The Oxford American and Sarah M. Broom's "A Yellow House in New Orleans"


Oxford American

I'm late to the table on this one, but I finally got around to reading the last issue of the Oxford American, which always has some of the best writing and essays in the country, all from a Southern perspective. This one was the "Home Sweet Home" issue, and it had a fantastic essay by New Orleans native Sarah M. Broom, called "A Yellow House in New Orleans" -- in which Ms. Broom contemplates the destruction of her childhood home (4121 Wilson Ave., in New Orleans East) and compares its near-explosion in the aftermath of Katrina to the explosion of family secrets ("The yellow house always kept its dilapidation secret, lest the Broom clan’s business be all over the streets").

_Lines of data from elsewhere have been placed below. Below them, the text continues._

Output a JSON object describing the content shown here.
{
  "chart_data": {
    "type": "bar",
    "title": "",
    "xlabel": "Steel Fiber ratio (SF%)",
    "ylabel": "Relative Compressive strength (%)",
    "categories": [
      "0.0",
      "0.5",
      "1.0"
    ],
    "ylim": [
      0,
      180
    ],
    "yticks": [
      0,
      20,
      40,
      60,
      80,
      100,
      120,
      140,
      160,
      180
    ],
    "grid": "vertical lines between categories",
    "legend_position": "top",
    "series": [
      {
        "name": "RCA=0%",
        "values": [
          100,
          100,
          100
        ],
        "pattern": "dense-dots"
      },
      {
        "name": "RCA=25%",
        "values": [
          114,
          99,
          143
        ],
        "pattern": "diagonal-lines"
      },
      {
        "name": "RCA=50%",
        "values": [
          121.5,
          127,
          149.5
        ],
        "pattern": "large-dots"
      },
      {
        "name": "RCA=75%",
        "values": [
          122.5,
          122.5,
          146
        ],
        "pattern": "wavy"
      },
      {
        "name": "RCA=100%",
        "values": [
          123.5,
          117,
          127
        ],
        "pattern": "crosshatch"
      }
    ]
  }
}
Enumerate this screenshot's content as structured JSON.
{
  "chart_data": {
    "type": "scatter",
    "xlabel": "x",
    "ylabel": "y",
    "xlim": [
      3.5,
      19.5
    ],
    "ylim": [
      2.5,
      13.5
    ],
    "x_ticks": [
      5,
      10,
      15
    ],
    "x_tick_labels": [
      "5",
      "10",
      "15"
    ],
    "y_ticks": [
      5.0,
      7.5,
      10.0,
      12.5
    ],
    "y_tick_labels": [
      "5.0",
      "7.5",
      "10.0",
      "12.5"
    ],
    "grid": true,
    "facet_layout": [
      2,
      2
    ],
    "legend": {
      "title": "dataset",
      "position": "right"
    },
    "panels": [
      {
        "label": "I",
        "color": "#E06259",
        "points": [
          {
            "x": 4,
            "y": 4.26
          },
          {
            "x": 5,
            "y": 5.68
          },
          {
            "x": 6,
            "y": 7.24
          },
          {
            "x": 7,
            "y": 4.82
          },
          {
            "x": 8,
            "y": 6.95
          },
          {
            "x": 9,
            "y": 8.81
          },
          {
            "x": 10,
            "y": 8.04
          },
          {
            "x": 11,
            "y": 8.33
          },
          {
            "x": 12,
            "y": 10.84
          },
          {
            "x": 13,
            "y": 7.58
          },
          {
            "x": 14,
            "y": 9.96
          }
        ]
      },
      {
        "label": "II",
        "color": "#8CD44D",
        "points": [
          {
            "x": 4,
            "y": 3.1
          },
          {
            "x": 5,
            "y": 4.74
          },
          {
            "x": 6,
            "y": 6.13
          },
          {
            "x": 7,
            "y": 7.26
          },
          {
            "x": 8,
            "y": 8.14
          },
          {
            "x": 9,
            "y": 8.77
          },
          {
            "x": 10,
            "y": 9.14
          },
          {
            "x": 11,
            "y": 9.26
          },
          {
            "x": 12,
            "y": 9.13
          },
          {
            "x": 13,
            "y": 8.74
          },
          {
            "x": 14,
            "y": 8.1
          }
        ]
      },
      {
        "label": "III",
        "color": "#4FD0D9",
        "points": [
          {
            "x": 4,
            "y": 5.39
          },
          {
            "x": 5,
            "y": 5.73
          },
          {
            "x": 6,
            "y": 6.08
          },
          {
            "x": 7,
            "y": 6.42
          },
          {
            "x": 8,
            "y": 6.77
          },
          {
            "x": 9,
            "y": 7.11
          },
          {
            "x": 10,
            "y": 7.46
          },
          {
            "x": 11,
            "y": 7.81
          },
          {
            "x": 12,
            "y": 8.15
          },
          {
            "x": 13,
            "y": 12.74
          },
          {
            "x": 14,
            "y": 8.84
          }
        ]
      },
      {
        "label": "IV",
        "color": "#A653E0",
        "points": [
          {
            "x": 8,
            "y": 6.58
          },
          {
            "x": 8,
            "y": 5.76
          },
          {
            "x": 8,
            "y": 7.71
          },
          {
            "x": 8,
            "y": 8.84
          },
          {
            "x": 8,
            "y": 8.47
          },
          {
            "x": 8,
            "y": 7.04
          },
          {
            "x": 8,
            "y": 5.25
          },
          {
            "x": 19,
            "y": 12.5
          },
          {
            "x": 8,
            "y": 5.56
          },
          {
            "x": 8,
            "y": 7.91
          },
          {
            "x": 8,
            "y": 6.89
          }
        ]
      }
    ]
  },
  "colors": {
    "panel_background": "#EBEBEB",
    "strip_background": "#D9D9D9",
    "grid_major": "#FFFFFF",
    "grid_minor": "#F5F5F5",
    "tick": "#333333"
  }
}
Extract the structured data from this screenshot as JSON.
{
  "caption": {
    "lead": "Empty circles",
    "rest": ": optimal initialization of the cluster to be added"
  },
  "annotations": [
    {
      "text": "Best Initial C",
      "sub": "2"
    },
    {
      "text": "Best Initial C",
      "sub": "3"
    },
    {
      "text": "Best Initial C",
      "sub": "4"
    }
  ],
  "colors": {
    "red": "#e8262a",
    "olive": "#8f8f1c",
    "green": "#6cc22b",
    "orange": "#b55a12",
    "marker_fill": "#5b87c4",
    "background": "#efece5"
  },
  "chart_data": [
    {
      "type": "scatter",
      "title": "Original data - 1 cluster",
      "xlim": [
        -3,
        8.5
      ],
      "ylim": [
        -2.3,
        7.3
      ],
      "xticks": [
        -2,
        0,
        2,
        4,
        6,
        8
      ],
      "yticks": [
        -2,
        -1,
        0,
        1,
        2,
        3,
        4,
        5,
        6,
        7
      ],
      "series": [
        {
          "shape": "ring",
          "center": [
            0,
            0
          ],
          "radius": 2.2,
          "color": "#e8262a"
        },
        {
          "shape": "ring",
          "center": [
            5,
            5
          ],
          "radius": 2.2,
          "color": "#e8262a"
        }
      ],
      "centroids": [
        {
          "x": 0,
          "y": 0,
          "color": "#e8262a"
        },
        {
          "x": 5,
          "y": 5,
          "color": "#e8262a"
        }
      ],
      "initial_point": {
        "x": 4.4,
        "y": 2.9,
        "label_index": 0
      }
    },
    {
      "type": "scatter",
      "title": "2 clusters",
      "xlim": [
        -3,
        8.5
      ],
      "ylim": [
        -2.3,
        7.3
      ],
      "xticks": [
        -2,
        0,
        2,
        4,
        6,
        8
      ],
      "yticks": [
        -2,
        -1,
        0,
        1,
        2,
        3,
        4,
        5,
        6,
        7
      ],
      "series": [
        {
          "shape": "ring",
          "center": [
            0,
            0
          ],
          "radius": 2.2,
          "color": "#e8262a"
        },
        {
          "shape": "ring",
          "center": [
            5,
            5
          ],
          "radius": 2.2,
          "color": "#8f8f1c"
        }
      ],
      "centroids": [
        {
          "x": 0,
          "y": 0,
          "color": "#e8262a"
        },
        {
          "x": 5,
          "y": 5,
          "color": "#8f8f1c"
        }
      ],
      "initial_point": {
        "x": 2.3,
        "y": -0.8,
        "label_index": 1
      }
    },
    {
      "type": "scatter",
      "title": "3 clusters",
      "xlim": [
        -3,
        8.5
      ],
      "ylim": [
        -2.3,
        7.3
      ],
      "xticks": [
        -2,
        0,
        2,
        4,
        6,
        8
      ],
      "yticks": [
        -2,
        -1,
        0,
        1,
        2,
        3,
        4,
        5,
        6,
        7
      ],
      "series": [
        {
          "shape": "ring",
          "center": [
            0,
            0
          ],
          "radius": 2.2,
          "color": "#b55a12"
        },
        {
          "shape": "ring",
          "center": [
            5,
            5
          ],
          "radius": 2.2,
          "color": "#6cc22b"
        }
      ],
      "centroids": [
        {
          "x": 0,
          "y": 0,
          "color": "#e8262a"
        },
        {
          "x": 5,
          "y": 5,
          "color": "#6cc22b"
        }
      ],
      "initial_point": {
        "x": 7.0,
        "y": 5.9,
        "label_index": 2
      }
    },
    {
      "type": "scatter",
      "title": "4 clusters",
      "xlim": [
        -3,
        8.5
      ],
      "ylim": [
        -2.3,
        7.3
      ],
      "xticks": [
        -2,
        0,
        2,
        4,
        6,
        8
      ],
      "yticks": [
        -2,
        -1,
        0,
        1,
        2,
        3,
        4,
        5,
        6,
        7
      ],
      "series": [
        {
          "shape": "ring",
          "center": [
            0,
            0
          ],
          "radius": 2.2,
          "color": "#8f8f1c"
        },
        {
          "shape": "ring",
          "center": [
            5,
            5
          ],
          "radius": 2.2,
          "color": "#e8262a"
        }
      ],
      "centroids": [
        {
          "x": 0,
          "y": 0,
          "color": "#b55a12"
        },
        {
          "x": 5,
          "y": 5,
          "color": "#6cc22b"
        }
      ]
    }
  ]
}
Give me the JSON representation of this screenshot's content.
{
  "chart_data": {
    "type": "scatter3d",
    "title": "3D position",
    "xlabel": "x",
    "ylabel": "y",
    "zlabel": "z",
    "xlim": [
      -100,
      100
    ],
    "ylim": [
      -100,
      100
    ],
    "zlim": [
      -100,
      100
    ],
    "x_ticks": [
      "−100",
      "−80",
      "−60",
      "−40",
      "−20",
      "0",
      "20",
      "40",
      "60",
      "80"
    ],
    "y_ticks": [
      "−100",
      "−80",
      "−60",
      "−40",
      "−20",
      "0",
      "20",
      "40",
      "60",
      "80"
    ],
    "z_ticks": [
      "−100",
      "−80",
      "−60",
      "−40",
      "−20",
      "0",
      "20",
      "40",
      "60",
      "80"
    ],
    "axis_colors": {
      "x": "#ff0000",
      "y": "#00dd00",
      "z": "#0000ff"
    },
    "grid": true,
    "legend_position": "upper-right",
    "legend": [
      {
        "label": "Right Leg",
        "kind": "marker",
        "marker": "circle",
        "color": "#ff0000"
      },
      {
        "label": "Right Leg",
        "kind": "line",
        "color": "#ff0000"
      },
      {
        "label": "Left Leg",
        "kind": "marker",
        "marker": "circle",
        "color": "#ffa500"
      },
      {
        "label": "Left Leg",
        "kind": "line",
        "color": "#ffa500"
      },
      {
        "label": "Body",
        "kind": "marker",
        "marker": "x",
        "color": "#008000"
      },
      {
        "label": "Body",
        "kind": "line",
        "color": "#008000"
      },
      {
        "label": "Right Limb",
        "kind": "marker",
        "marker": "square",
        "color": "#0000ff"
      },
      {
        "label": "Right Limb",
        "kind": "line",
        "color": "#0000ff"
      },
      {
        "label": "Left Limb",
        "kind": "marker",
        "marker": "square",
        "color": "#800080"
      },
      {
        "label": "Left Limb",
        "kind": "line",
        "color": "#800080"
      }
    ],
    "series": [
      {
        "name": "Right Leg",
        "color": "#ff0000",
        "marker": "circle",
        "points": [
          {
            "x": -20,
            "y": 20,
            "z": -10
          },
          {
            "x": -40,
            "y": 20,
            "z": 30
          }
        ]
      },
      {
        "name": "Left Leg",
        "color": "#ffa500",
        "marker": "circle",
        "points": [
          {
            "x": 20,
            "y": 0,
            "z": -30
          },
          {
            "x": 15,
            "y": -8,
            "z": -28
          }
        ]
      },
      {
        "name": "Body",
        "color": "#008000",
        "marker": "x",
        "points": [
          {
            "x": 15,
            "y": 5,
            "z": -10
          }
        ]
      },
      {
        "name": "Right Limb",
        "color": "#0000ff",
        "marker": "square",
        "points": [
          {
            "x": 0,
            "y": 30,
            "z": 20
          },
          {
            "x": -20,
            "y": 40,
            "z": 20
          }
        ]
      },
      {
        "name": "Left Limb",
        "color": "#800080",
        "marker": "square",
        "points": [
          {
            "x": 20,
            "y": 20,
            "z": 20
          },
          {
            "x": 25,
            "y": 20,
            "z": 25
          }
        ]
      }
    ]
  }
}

This section really got to me, in which Sarah, now a New Yorker, finally goes home after the storm to take in what happened to her childhood house:

The front door was wide open; a skinny tree had angled its way inside. I entered the living room and took baby steps forward, afraid the weight of me might collapse it. The farthest I went was into the middle of the living room. It was all dust, wood chips, waterlines, but then also the light switch by the front door. Cream-colored with gold script around the edges. Pretty.

Somehow the house just looked more like itself. It was really so small. And sitting there all curvy-looking. I knew right then that it had fallen so that something in me could open up.

For so long, I have held that yellow house inside me. I have been at times shaken when it came to letting people near me because it would mean letting them near the unadulterated one, the real yellow house. I was a kid raised well (with class and hope but little money) and who grew up in a raggedy house. I never did need to be one or the other. I mean, who does not know that they are more than just a single adjective? But back then when I was eight, twelve, fifteen, I had no idea about the stupefying nature of dichotomy.

"The stupefying nature of dichotomy." I know what she means in my bones; I know what she means whenever I leave the house or drive the streets in New Orleans. Sarah M. Broom has produced a brilliant piece of writing. I hope you read it.